AbstractPolicyWorker

Base class for policy workers with shared functionality.

API#

class nemo_rl.models.policy.workers.base_policy_worker.AbstractPolicyWorker#

Base class for policy workers with shared functionality.

init_collective( ip: str, port: int, world_size: int, *, train_world_size: int, ) → None#

Initialize the collective communication.

Parameters:

ip – IP address for the process group
port – Port for the process group
world_size – Total world size (train_world_size + inference_world_size)
train_world_size – Number of training workers (used in inference cluster)

is_alive() → bool#: Check if the worker is alive.

reset_peak_memory_stats() → None#: Reset peak memory statistics.

get_gpu_info() → dict[str, Any]#: Return information about the GPU being used by this worker.

report_device_id() → str#

Report the UUID of the current CUDA device using NVML.

Returns:: UUID of the device in the format “GPU-xxxxx”
Return type:: str

get_zmq_address() → str#: Get the ZMQ address for the current device.

maybe_init_zmq() → None#: Initialize the ZMQ socket if it doesn’t exist.

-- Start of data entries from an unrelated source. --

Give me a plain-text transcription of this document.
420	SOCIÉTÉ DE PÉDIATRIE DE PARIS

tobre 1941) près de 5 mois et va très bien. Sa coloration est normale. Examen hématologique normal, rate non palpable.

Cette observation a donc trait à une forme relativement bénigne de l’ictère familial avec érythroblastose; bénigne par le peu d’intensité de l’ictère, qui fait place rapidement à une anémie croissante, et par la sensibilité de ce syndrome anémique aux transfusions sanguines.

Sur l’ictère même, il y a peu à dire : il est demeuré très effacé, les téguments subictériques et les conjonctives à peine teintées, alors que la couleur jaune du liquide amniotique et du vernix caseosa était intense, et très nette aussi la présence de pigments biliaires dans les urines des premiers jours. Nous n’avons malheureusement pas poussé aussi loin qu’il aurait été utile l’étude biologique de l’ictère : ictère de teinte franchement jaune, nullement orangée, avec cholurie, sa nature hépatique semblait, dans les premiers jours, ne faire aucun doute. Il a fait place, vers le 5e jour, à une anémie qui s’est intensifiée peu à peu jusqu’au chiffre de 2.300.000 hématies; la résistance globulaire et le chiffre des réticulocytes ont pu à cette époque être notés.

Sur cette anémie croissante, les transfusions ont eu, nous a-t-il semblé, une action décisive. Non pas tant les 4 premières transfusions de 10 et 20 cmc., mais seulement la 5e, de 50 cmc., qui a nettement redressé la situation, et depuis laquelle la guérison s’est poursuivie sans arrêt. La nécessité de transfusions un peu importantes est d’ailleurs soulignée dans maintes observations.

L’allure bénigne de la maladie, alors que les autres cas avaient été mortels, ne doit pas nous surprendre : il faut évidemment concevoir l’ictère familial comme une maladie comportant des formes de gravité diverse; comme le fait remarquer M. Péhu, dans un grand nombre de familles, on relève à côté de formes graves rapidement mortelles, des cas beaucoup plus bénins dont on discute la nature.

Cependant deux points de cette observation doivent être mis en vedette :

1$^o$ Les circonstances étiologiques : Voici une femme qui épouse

get_free_memory_bytes() → int#: Get the available free memory.

shutdown() → bool#: Shutdown the policy.

start_gpu_profiling() → None#: Start GPU profiling.

stop_gpu_profiling() → None#: Stop GPU profiling.

report_node_ip_and_gpu_id() → tuple[str, int]#: Report the node IP and GPU ID of the current worker.

get_reference_policy_logprobs( *, data: nemo_rl.distributed.batched_data_dict.BatchedDataDict[Any], micro_batch_size: Optional[int] = None, ) → nemo_rl.distributed.batched_data_dict.BatchedDataDict[nemo_rl.models.policy.interfaces.ReferenceLogprobOutputSpec]#

Get the logprobs from the reference policy for a batch of data.

If micro_batch_size is provided, it will be used instead of the configured logprob_batch_size.

Returns:: a BatchedDataDict with key “reference_logprobs” and shape [batch_size, sequence_length]. We use the convention that the logprob of the first token is 0 so that the sequence length is maintained. The logprob of input token i is specified at position i in the output logprobs tensor.

finish_training(*args: Any, **kwargs: Any) → None#